Delmenhorst Die Stadt Delmenhorst sieht keinen Anlass, sich nach den Klinikmorden Niels Högels juristisch auf Schadensersatzklagen einzustellen. Auch auf Klagen gegen Högel selbst sieht sie ab.

Die Stadt plant keine Kosten im Haushalt für mögliche Schadensersatzklagen von Angehörigen von Opfern Niels Högels ein. Zudem will sie selbst keinen Schadenersatz aufgrund der Klinikmorde für Angehörige bei Högel oder beim Klinikum Oldenburg einklagen. Das geht aus Unterlagen für die nächste Ratssitzung am Dienstag 26. Juni, hervor. Die Fraktion Bürgerforum/ Freie Wähler/ Unger hatte einen entsprechenden Antrag gestellt.

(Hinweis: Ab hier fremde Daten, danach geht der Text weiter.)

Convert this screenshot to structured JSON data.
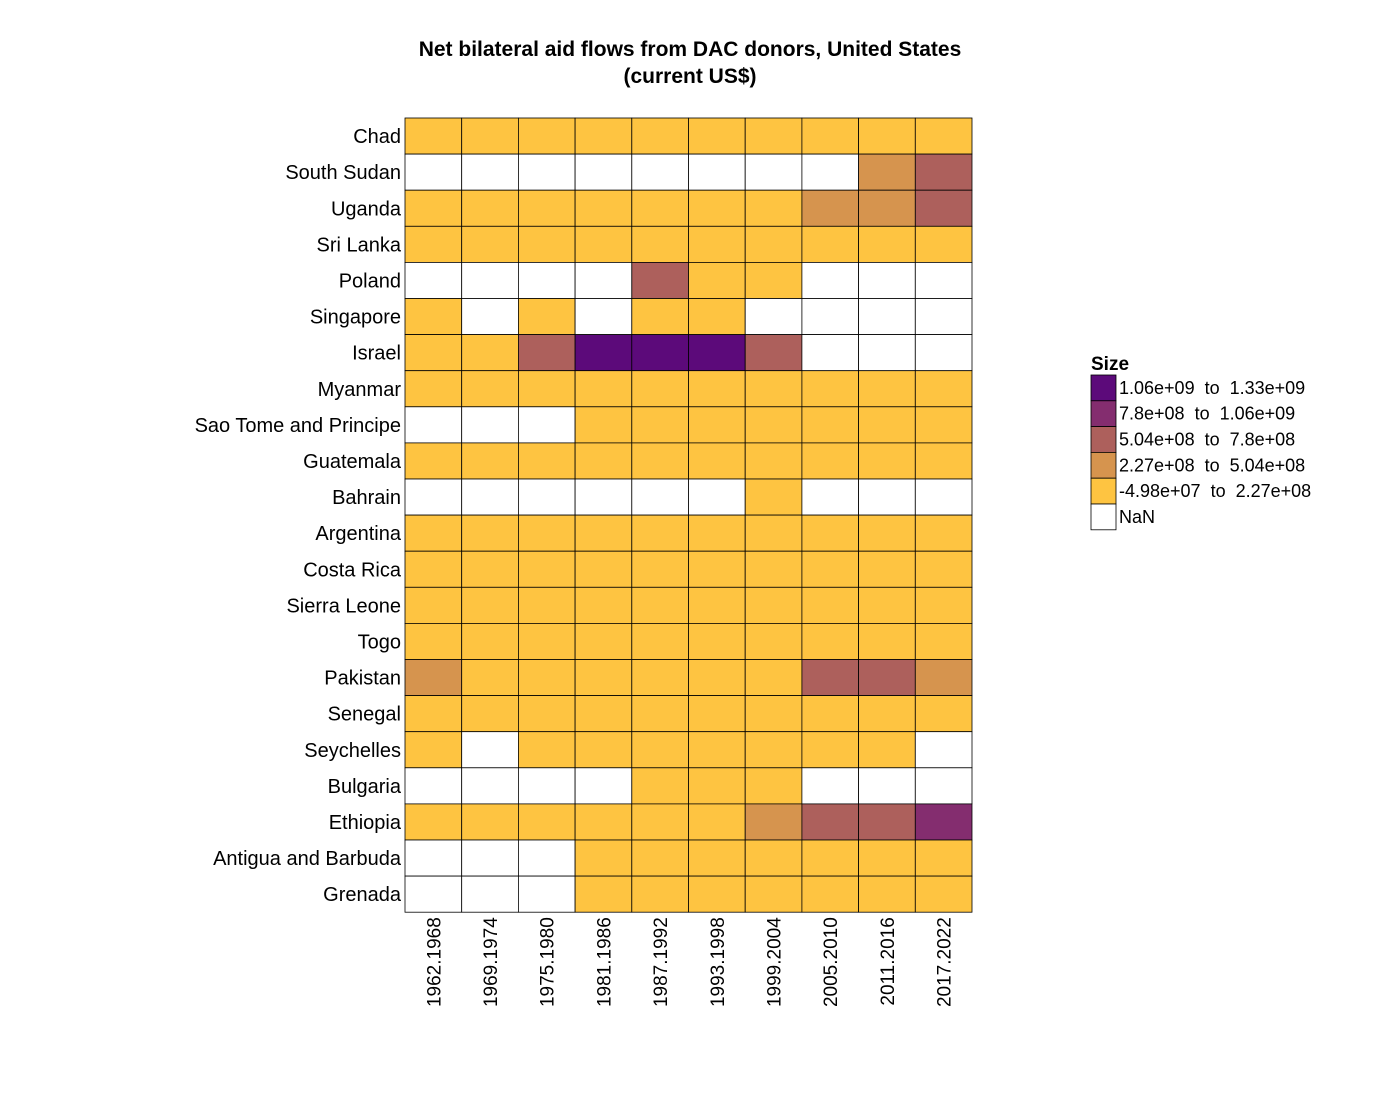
{
  "chart_data": {
    "type": "heatmap",
    "title": "Net bilateral aid flows from DAC donors, United States",
    "subtitle": "(current US$)",
    "columns": [
      "1962.1968",
      "1969.1974",
      "1975.1980",
      "1981.1986",
      "1987.1992",
      "1993.1998",
      "1999.2004",
      "2005.2010",
      "2011.2016",
      "2017.2022"
    ],
    "rows": [
      "Chad",
      "South Sudan",
      "Uganda",
      "Sri Lanka",
      "Poland",
      "Singapore",
      "Israel",
      "Myanmar",
      "Sao Tome and Principe",
      "Guatemala",
      "Bahrain",
      "Argentina",
      "Costa Rica",
      "Sierra Leone",
      "Togo",
      "Pakistan",
      "Senegal",
      "Seychelles",
      "Bulgaria",
      "Ethiopia",
      "Antigua and Barbuda",
      "Grenada"
    ],
    "legend": {
      "title": "Size",
      "placement": "right",
      "bins": [
        {
          "label": "1.06e+09  to  1.33e+09",
          "color": "#5c0a7a"
        },
        {
          "label": "7.8e+08  to  1.06e+09",
          "color": "#842d6f"
        },
        {
          "label": "5.04e+08  to  7.8e+08",
          "color": "#ad605c"
        },
        {
          "label": "2.27e+08  to  5.04e+08",
          "color": "#d6944e"
        },
        {
          "label": "-4.98e+07  to  2.27e+08",
          "color": "#fec441"
        },
        {
          "label": "NaN",
          "color": "#ffffff"
        }
      ]
    },
    "cells": [
      [
        4,
        4,
        4,
        4,
        4,
        4,
        4,
        4,
        4,
        4
      ],
      [
        5,
        5,
        5,
        5,
        5,
        5,
        5,
        5,
        3,
        2
      ],
      [
        4,
        4,
        4,
        4,
        4,
        4,
        4,
        3,
        3,
        2
      ],
      [
        4,
        4,
        4,
        4,
        4,
        4,
        4,
        4,
        4,
        4
      ],
      [
        5,
        5,
        5,
        5,
        2,
        4,
        4,
        5,
        5,
        5
      ],
      [
        4,
        5,
        4,
        5,
        4,
        4,
        5,
        5,
        5,
        5
      ],
      [
        4,
        4,
        2,
        0,
        0,
        0,
        2,
        5,
        5,
        5
      ],
      [
        4,
        4,
        4,
        4,
        4,
        4,
        4,
        4,
        4,
        4
      ],
      [
        5,
        5,
        5,
        4,
        4,
        4,
        4,
        4,
        4,
        4
      ],
      [
        4,
        4,
        4,
        4,
        4,
        4,
        4,
        4,
        4,
        4
      ],
      [
        5,
        5,
        5,
        5,
        5,
        5,
        4,
        5,
        5,
        5
      ],
      [
        4,
        4,
        4,
        4,
        4,
        4,
        4,
        4,
        4,
        4
      ],
      [
        4,
        4,
        4,
        4,
        4,
        4,
        4,
        4,
        4,
        4
      ],
      [
        4,
        4,
        4,
        4,
        4,
        4,
        4,
        4,
        4,
        4
      ],
      [
        4,
        4,
        4,
        4,
        4,
        4,
        4,
        4,
        4,
        4
      ],
      [
        3,
        4,
        4,
        4,
        4,
        4,
        4,
        2,
        2,
        3
      ],
      [
        4,
        4,
        4,
        4,
        4,
        4,
        4,
        4,
        4,
        4
      ],
      [
        4,
        5,
        4,
        4,
        4,
        4,
        4,
        4,
        4,
        5
      ],
      [
        5,
        5,
        5,
        5,
        4,
        4,
        4,
        5,
        5,
        5
      ],
      [
        4,
        4,
        4,
        4,
        4,
        4,
        3,
        2,
        2,
        1
      ],
      [
        5,
        5,
        5,
        4,
        4,
        4,
        4,
        4,
        4,
        4
      ],
      [
        5,
        5,
        5,
        4,
        4,
        4,
        4,
        4,
        4,
        4
      ]
    ]
  }
}
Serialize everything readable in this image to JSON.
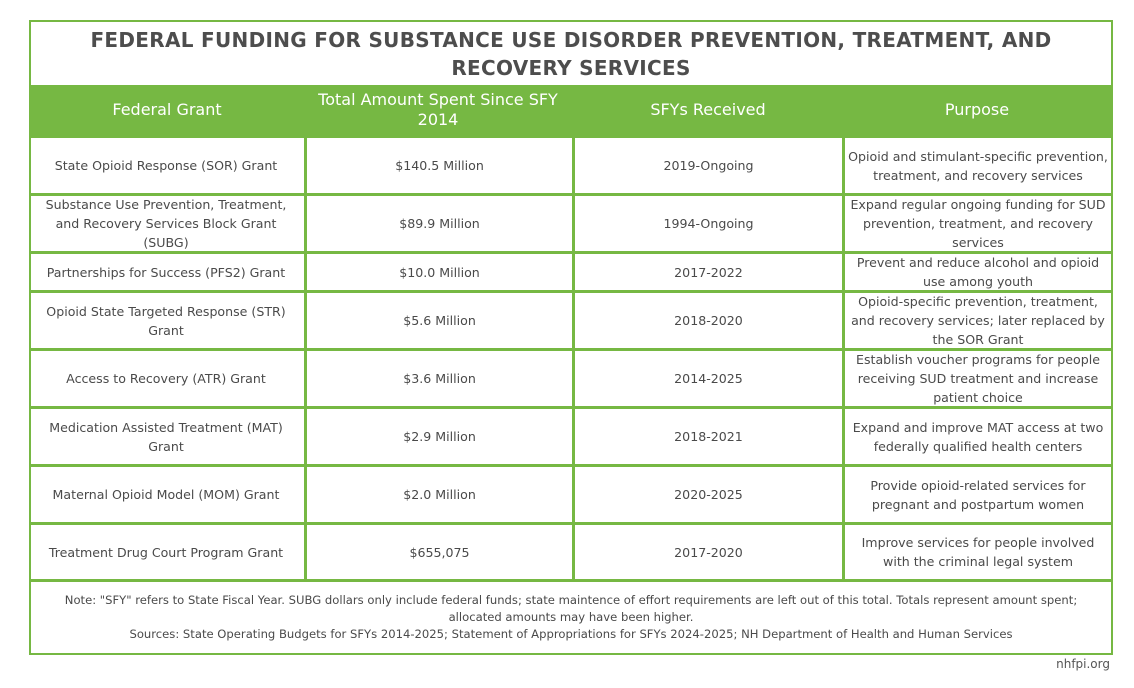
{
  "title": "FEDERAL FUNDING FOR SUBSTANCE USE DISORDER PREVENTION, TREATMENT, AND RECOVERY SERVICES",
  "colors": {
    "accent": "#76b843",
    "text": "#4a4a4a"
  },
  "columns": [
    "Federal Grant",
    "Total Amount Spent Since SFY 2014",
    "SFYs Received",
    "Purpose"
  ],
  "rows": [
    {
      "grant": "State Opioid Response (SOR) Grant",
      "amount": "$140.5 Million",
      "years": "2019-Ongoing",
      "purpose": "Opioid and stimulant-specific prevention, treatment, and recovery services"
    },
    {
      "grant": "Substance Use Prevention, Treatment, and Recovery Services Block Grant (SUBG)",
      "amount": "$89.9 Million",
      "years": "1994-Ongoing",
      "purpose": "Expand regular ongoing funding for SUD prevention, treatment, and recovery services"
    },
    {
      "grant": "Partnerships for Success (PFS2) Grant",
      "amount": "$10.0 Million",
      "years": "2017-2022",
      "purpose": "Prevent and reduce alcohol and opioid use among youth"
    },
    {
      "grant": "Opioid State Targeted Response (STR) Grant",
      "amount": "$5.6 Million",
      "years": "2018-2020",
      "purpose": "Opioid-specific prevention, treatment, and recovery services; later replaced by the SOR Grant"
    },
    {
      "grant": "Access to Recovery (ATR) Grant",
      "amount": "$3.6 Million",
      "years": "2014-2025",
      "purpose": "Establish voucher programs for people receiving SUD treatment and increase patient choice"
    },
    {
      "grant": "Medication Assisted Treatment (MAT) Grant",
      "amount": "$2.9 Million",
      "years": "2018-2021",
      "purpose": "Expand and improve MAT access at two federally qualified health centers"
    },
    {
      "grant": "Maternal Opioid Model (MOM) Grant",
      "amount": "$2.0 Million",
      "years": "2020-2025",
      "purpose": "Provide opioid-related services for pregnant and postpartum women"
    },
    {
      "grant": "Treatment Drug Court Program Grant",
      "amount": "$655,075",
      "years": "2017-2020",
      "purpose": "Improve services for people involved with the criminal legal system"
    }
  ],
  "note": "Note: \"SFY\" refers to State Fiscal Year. SUBG dollars only include federal funds; state maintence of effort requirements are left out of this total. Totals represent amount spent; allocated amounts may have been higher.",
  "sources": "Sources: State Operating Budgets for SFYs 2014-2025; Statement of Appropriations for SFYs 2024-2025; NH Department of Health and Human Services",
  "credit": "nhfpi.org"
}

(Weiterlesen: Fall Niels Högel: weitere Ex-Kollegin angeklagt)

Die Stadt rät, den Antrag abzulehnen. Das begründet sie mit Verweis auf das Niedersächsische Kommunalverfassungsgesetz. Demzufolge komme eine Anspruchsgrundlage gegen die Stadt nicht in Betracht. Die Stadt hafte „weder für die Taten des Krankenpflegers noch für ein etwaiges Verschulden der Klinikum GmbH“ oder des JHD als Rechtsnachfolger, heißt es. Ersatzansprüche müssten gegenüber Högel oder der vormaligen Krankenhausgesellschaft geltend gemacht werden.

Zudem sei die Stadt juristisch nicht berechtigt, Ansprüche Dritter einzuklagen.